The main limitation of our study is represented by its retrospective nature, which did not allow a formal sample size calculation, a strict follow-up program and the availability of anti-thyroid Ab. On the other hand, the assessment of blood parameters during the scheduled hospital admissions for the administration of ICPI therapy allowed a standardized collection of data. Admittedly, the main strength of the study relies on the sample size, which includes a large series of patients outside of a clinical trial protocol, thus representing real-life data.

In summary, in this study we have described the presence of endocrine-related toxicity, almost invariably due to thyroid alterations, in about one-third of cancer patients treated with nivolumab or pembrolizumab. A pre-existing thyroid dysfunction is a predictor of thyroid toxicity, which may be represented by a wide spectrum of alterations (thyrotoxicosis, hypothyroidism, thyrotoxicosis followed by hypothyroidism).
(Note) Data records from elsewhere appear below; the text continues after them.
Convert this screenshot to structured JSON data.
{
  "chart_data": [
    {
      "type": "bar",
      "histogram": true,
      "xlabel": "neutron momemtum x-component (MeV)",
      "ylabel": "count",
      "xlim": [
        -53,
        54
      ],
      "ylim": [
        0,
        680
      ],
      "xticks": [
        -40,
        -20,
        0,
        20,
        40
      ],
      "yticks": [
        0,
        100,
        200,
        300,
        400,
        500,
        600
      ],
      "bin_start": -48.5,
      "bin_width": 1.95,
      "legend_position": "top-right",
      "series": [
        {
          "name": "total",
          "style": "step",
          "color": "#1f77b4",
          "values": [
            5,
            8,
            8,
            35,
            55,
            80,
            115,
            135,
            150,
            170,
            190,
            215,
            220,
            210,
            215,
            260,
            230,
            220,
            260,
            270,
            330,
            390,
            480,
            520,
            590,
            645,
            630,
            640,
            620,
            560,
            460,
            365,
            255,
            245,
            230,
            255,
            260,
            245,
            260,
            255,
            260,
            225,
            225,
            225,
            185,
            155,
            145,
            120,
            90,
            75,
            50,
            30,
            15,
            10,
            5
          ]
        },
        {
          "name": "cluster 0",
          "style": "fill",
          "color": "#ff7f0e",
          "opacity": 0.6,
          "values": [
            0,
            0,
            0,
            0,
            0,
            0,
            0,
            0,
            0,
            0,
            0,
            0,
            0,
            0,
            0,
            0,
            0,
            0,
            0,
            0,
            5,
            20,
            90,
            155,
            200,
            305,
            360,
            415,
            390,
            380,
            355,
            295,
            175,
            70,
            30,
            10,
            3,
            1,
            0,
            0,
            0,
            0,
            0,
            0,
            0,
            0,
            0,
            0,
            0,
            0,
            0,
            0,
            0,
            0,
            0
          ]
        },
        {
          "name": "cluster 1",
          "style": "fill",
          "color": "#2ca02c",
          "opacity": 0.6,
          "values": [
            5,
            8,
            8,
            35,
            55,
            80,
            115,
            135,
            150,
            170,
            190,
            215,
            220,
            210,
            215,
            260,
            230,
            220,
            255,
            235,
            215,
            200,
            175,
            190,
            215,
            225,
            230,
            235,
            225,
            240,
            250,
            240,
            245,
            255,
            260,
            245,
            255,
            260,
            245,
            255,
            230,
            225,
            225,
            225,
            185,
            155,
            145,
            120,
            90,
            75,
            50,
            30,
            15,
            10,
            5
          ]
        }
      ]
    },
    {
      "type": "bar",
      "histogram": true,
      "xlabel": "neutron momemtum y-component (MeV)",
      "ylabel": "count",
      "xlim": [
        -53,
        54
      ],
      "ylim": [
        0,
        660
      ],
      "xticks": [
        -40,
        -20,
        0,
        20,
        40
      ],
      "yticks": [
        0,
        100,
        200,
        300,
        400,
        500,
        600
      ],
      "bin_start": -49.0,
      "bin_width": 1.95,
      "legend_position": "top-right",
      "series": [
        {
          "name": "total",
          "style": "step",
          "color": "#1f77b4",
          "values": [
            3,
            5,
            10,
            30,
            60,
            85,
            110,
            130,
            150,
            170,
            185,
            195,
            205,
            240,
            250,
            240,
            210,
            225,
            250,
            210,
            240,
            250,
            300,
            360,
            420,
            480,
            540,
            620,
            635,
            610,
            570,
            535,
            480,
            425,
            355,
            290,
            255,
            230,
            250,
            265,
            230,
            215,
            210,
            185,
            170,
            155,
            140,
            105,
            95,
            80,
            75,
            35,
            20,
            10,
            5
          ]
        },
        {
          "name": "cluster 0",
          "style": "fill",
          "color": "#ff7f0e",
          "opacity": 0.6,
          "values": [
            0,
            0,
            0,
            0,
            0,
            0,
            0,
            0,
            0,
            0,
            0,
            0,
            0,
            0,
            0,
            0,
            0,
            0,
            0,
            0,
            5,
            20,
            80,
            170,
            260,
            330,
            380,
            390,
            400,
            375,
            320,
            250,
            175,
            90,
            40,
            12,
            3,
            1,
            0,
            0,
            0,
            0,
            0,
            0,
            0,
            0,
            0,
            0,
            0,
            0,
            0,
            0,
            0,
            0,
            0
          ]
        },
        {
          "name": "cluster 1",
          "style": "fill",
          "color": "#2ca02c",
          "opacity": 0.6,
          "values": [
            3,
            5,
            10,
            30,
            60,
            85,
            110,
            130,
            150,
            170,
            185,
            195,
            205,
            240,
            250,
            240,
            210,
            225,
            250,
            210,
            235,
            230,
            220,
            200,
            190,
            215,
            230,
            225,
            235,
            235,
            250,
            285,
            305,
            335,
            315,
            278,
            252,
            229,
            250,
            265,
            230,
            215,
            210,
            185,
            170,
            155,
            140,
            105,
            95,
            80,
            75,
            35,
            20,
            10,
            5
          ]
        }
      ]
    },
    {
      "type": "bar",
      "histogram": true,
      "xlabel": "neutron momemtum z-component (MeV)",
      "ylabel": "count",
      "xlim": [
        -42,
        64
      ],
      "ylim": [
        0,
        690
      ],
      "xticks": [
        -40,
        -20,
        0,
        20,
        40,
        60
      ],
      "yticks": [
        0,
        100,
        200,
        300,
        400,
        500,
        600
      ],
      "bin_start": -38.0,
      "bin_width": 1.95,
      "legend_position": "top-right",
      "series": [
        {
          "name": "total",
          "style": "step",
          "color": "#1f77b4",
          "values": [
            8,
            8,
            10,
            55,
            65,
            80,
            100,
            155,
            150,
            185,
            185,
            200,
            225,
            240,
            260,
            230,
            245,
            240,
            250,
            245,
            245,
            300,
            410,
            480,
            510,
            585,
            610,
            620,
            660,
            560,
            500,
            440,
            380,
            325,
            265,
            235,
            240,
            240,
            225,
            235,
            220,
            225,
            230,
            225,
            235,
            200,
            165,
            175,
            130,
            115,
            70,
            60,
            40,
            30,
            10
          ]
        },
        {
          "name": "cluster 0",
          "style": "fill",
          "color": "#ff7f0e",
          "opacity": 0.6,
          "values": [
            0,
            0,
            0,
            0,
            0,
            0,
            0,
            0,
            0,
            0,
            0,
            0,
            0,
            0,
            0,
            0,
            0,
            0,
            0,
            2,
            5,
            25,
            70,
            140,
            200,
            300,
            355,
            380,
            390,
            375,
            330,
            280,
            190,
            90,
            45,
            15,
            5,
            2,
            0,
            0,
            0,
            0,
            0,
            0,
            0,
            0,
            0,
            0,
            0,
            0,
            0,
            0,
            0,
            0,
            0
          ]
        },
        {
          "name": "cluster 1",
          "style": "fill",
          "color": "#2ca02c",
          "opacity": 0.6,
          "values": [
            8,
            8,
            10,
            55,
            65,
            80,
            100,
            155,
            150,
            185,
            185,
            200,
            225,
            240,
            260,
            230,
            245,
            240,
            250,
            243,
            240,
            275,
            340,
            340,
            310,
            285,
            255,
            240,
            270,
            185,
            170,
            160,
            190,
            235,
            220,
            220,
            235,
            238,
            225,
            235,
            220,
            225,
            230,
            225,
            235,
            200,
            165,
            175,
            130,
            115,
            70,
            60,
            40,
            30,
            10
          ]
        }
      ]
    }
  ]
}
In many cases thyroid toxicity raises within a few months from the beginning of immunotherapy. Thyroid alterations may require specific pharmacological intervention and, therefore, thyroid function should be routinely assessed in these patients. Because of the complex and sometimes unpredictable scenarios that may occur, a close monitoring by an endocrinologist should be warranted. To this purpose, practical algorithms have been suggested [29]. More in general, with the expanding use of immunotherapy in cancer, a multidisciplinary approach is needed for the management of side effects and post-marketing surveillance.